Don't try to twist words! Just admit you can't do what others can. No shame in that but just quit pretending that PIC32 is so great and ARM is an impossible hurdle for everyone to overcome.
If we're not twisting words, you wrote, "You are not making a strong case for your abilities to figure something out.
There are so many tutorials out there to get an ARM microcontroller going..."
An inference that I am inept at figuring things out, "just because other have" but specifically written in a way that conveys specific inferiority. In all of the feigned wisdom, it brilliantly omits the possibility that one made the actual effort and quite simply what was found did not work. Again, no twisting of words here. You then follow this up with a statement essentially stating that "there are so many tutorials to get it going," that is must mean they're all good and they all work, in the same sense that everything we read on the internet is true. Thus, my comments which mocked the fact that not everything we read on the internet is actually true.
If your case were as trivial and as strong as you suggest, you would point to a single site or so with a complete tutorial that gets something working from start to finish. Just as the other fellow above goes on about it being so easy a caveman could do it, the best way to actually show the kind of highbrow competence you possess is to show, and not tell. Then, if I follow the motions exactly and it works, then I am most certainly the idiot eh?

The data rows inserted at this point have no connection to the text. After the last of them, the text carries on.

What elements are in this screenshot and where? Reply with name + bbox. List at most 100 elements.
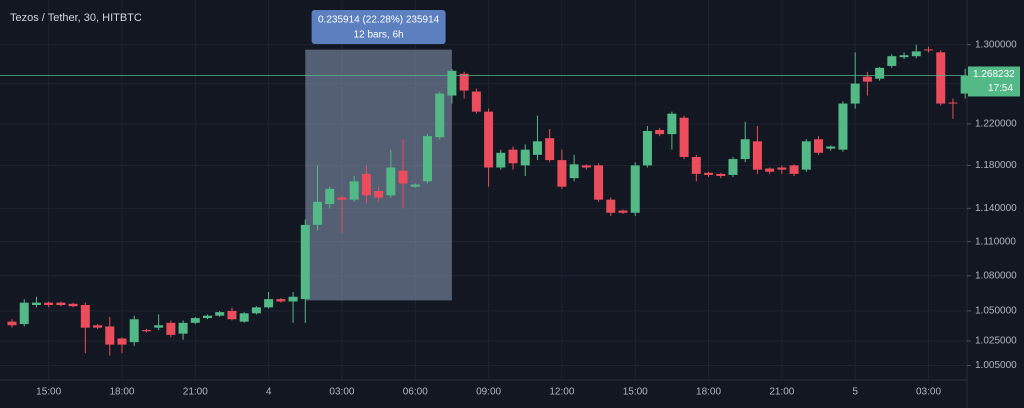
candle-body	[300, 224, 310, 300]
candle-body	[496, 152, 506, 168]
candle-body	[288, 296, 298, 302]
candle-body	[862, 76, 872, 82]
candle-body	[227, 310, 237, 320]
candle-body	[569, 164, 579, 179]
candle-body	[508, 149, 518, 164]
candle-body	[93, 325, 103, 328]
candle-body	[154, 325, 164, 328]
candle-body	[386, 167, 396, 196]
candle-body	[410, 184, 420, 187]
candle-body	[532, 141, 542, 155]
y-tick-label: 1.180000	[975, 160, 1017, 171]
y-tick-label: 1.050000	[975, 306, 1017, 317]
candle-body	[190, 318, 200, 323]
candle-body	[251, 307, 261, 314]
candle-body	[349, 181, 359, 200]
candle-body	[814, 139, 824, 153]
x-tick-label: 15:00	[36, 387, 61, 398]
candle-body	[178, 322, 188, 334]
candle-body	[374, 191, 384, 198]
y-tick-label: 1.300000	[975, 39, 1017, 50]
measure-label: 0.235914 (22.28%) 235914	[318, 15, 440, 26]
candle-body	[838, 103, 848, 150]
chart-title: Tezos / Tether, 30, HITBTC	[10, 12, 142, 24]
candle-body	[789, 165, 799, 174]
candle-body	[948, 102, 958, 104]
candle-body	[740, 139, 750, 160]
candle-body	[716, 173, 726, 177]
last-price-box	[968, 66, 1020, 97]
candle-body	[667, 113, 677, 135]
candle-body	[68, 303, 78, 307]
candle-body	[435, 93, 445, 138]
candle-body	[313, 201, 322, 225]
y-tick-label: 1.080000	[975, 270, 1017, 281]
measure-label: 12 bars, 6h	[354, 30, 404, 41]
candle-body	[264, 299, 274, 308]
x-tick-label: 5	[852, 387, 858, 398]
candle-body	[422, 136, 432, 182]
x-tick-label: 15:00	[623, 387, 648, 398]
candle-body	[459, 73, 469, 91]
candle-body	[141, 330, 151, 332]
candle-body	[129, 319, 139, 343]
y-tick-label: 1.220000	[975, 118, 1017, 129]
candle-body	[765, 168, 775, 172]
candle-body	[618, 210, 628, 213]
candle-body	[545, 138, 555, 161]
candle-body	[887, 56, 897, 66]
candle-body	[911, 51, 921, 57]
candle-body	[80, 304, 90, 328]
candle-body	[361, 173, 371, 196]
x-tick-label: 09:00	[476, 387, 501, 398]
candle-body	[325, 188, 335, 205]
candle-body	[630, 165, 640, 213]
candle-body	[606, 199, 616, 213]
candle-body	[936, 52, 946, 104]
candle-body	[777, 167, 787, 170]
x-tick-label: 21:00	[183, 387, 208, 398]
x-tick-label: 4	[266, 387, 272, 398]
candle-body	[826, 146, 836, 149]
y-tick-label: 1.025000	[975, 336, 1017, 347]
candle-body	[471, 91, 481, 112]
x-tick-label: 03:00	[329, 387, 354, 398]
y-tick-label: 1.140000	[975, 203, 1017, 214]
candle-body	[557, 160, 567, 187]
candle-body	[337, 197, 347, 200]
candle-body	[594, 165, 604, 200]
candle-body	[655, 129, 665, 135]
candle-body	[105, 326, 115, 345]
candle-body	[520, 149, 530, 166]
candle-body	[801, 141, 811, 170]
y-tick-label: 1.110000	[975, 236, 1016, 247]
candle-body	[203, 315, 213, 319]
candle-body	[447, 70, 457, 96]
x-tick-label: 18:00	[109, 387, 134, 398]
candle-body	[117, 338, 127, 345]
x-tick-label: 12:00	[549, 387, 574, 398]
candle-body	[19, 302, 29, 325]
candle-body	[398, 170, 408, 184]
candle-body	[276, 299, 286, 302]
x-tick-label: 21:00	[769, 387, 794, 398]
candle-body	[875, 67, 885, 79]
candle-body	[850, 83, 860, 104]
x-tick-label: 06:00	[403, 387, 428, 398]
candle-body	[31, 302, 41, 305]
last-price-label: 1.268232	[973, 69, 1015, 80]
candle-body	[691, 156, 701, 174]
x-tick-label: 18:00	[696, 387, 721, 398]
countdown-label: 17:54	[988, 83, 1013, 94]
candle-body	[752, 141, 762, 170]
x-tick-label: 03:00	[916, 387, 941, 398]
candle-body	[642, 131, 652, 166]
y-tick-label: 1.005000	[975, 360, 1017, 371]
candle-body	[215, 312, 225, 316]
candle-body	[899, 55, 909, 58]
candle-body	[484, 111, 494, 168]
candle-body	[7, 321, 17, 326]
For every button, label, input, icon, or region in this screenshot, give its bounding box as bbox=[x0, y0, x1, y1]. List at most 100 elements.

But of course, it's safer to just posture than to actually put up anything that might not actually be right.
About a decade ago I used GCC + Eclipse CDT to get my own code running on NXP and ST ARM devices. NXP (still called Philips back then) had a serial bootloader tool but for ST I used OpenOCD (and a parallel port JTAG dongle on veroboard). Until then I used batch files and makefiles to compile code so everything was new for me. I managed just fine by combining various tutorials and checking the output (mapfile and hex file). I only needed a couple of days of reading and doing things step by step to get my own standard platform ported and programs to run. I even compiled an ARM version of the MSP430 GCC C library because of it's small size.
I still use batch files and make files for a number of things, esp on RPi GCC dev (which, yes, uses an ARM). But this isn't the low-level guts kind of coding I'd like to be using an ARM for (DSP work). The tutorials for building GCC for ARM that I found only dealt with the ST Micro line (and thus the choice in buying that discovery board), and while I did turn out some basic code from what I could extrapolate from the STM's datasheet, I had no results of any kind from the thing. There was no launch point to prove the toolchain worked. Searching for this information was a scattered mess (incomplete code examples, stuff that wouldn't compile correctly, or code for a different ARM which I didn't have the CMSIS files required to map things). It might be more of an indictment against the state of online tutorial help than anything, when I think about it.
Please show me the idiot I am, by expressing ...
I did it earlier but I am happy to give it more meat:
1) download a copy of CoIDE 1.x;
2) install it on your computer;
3) run it;
4) select your chip and functionalities you desire in your project;
You are done.
Okay. I'll do precisely this tonight. For fun, I will _video_ the result, but I predict there will be a problem in doing so: that particular procedure doesn't actually output anything. The caveman scenario he gets a printable piece of paper stating he has insurance once he buys it. In your summary, all i have is software on my PC, and as we both know that isn't useful for the micro.
That's simply because the PIC32 has simple peripherals.
And that isn't actually a refutation of anything, let alone the post I made which got this derail going.
What I find interesting is that people keep complaining about expensive and fancy tools used to program ARM chips. That's like a Ford buyer complaining constantly about expensive and fancy Ferraris. What good does it do?
Not quite, but you're close: It's like a club of Ferrari drivers looking down and asking why people who want to buy a Ford or Toyota even bother; they should just buy a Ferrari. The problem that the econobox driver is attempting to solve is not necessarily the same one the Ferrari driver is solving even though they are both traveling on the road.
You are far better focusing on tools that fit your needs, not about the fact that other people are driving around in their fancy "Ferraris". Be happy with your Ford.
You mean
exactly like I have been saying since the first post on why I chose the PIC32MZ? Funny that! But then don't come prancing around that your Ferrari is "the people's car" or that it's actually a platform with a reasonable barrier to entry. You've agreed with me on several points now that your "ferrari" has not only high maintenance but high cost of entry, which for some people makes it unobtainable in spite of all your ravings that it doesn't. Pick one direction already.